Cette nature paradoxale est étrangement analogue à celle de l’atome. Comme l’entité quantique, la conscience est délocalisée, « ubiquitaire », agissant pour ainsi dire partout et nulle part à la fois. Partout car, surface absolue, elle est coextensive à la sensation, n’étant pas ontologiquement différente de celle-ci : unité absolue, elle n’implique pas la liaison de parties extérieures les unes aux autres. Nulle part, car, en elle-même, la conscience n’est pas un objet visible, délimité et observable dans l’espace-temps. Les détails et éléments perçus ne sont pas liés entre eux par une causalité de proche en proche. Les liaisons qui la définissent sont non-localisables, « toujours inférées, jamais observée »46. Par rapport au divers des sensations, elle se présente non pas comme un système de liaisons causal, donné, mais comme un processus d’unification, comme une action liante. La conscience forme et reforme sans cesse sa propre structure; elle est activité de liaison, travaillant au fondement de l’ordre structural et mécanique. Si bien qu’en elle-même, elle semble désormais irréductible aux structures spatio-temporelles. Surface absolue, la conscience, comme l’atome, est auto-formation, genèse – Ruyer la nomme forme absolue ou forme vraie.

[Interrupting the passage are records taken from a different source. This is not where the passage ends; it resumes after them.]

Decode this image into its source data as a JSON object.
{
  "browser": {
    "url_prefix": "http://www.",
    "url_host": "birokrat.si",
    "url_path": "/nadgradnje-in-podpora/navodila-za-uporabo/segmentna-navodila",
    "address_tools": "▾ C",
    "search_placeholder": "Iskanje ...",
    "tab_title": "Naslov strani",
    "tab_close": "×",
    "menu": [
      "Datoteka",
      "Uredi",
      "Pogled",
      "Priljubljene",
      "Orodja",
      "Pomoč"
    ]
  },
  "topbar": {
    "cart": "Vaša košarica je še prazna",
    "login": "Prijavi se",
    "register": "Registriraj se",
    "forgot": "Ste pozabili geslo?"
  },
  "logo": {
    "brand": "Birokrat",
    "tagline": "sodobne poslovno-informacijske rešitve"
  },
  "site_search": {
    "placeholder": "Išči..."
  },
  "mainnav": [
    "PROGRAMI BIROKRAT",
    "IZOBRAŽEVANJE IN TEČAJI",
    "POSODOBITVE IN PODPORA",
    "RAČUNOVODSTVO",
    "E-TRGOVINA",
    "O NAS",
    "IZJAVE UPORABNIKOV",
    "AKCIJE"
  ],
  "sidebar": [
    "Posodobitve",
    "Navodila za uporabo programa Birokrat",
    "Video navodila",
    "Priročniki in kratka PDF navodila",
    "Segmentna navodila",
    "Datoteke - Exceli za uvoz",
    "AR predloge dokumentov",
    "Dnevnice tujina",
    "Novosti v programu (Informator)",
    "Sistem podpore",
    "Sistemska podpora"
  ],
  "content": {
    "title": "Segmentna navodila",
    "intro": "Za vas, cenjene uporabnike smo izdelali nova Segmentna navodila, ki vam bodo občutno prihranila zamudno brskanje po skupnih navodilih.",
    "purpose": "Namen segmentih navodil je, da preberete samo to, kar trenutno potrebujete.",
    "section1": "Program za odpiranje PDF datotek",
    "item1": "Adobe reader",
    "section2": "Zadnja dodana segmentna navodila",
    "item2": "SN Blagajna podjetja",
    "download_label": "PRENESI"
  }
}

À l’œuvre partout dans l’univers, seules ces activités formatives méritent le nom de « réelles ». C’est que les objets macroscopiques observables par la science en dépendent entièrement pour leur existence. Se trouve ainsi fondée et préfigurée l’idée d’émergence47. C’est comme si, sous les structures objectives étudiées par la science mécaniste, Ruyer découvrait l’envers du décor : « « derrière » la structure de l’objet, il y a la forme absolue, subjective, de son être »48. Le spiritualisme de Ruyer peut alors pleinement se déployer. Si toutes les structures matérielles et observables sont engendrées par des formes absolues, il semble que la matière ne puisse plus prétendre à la réalité, que seule la forme-conscience soit réelle ou substantielle.Ruyer a ainsi pu dire que « le matérialisme est mort en 1900 »49, date du début des recherches en microphysique. Il retrouvait par là les idées de Leibniz et de Schopenhauer : la matière est un phénomène, une apparence, car elle n’est qu’un amas ou agrégat de formes absolues, psychiques et individuelles, qui ne deviennent observables que comme agrégat. Ces structures ou agrégats physiques fonctionnent suivant des lois de foule, contraintes émergentes qui n’opèrent qu’aux échelles macroscopiques ; tant il est vrai que « l’ordre physique ne représente pas un ordre de réalité, mais plutôt un mode de légalité »50. Il n’y a ici aucun dualisme ontologique : le phénomène physique émerge du psychique en soi, qui est la seule réalité. En langage kantien, les formes semblent alors renvoyer au domaine des choses en soi, tandis que les structures observables et macroscopiques ne sont que de simples phénomènes. Mais le rapprochement n’est peut-être que nominal, car Ruyer déplace cette opposition idéaliste au sein même du réel étudié par la science : tel est son geste « critique ».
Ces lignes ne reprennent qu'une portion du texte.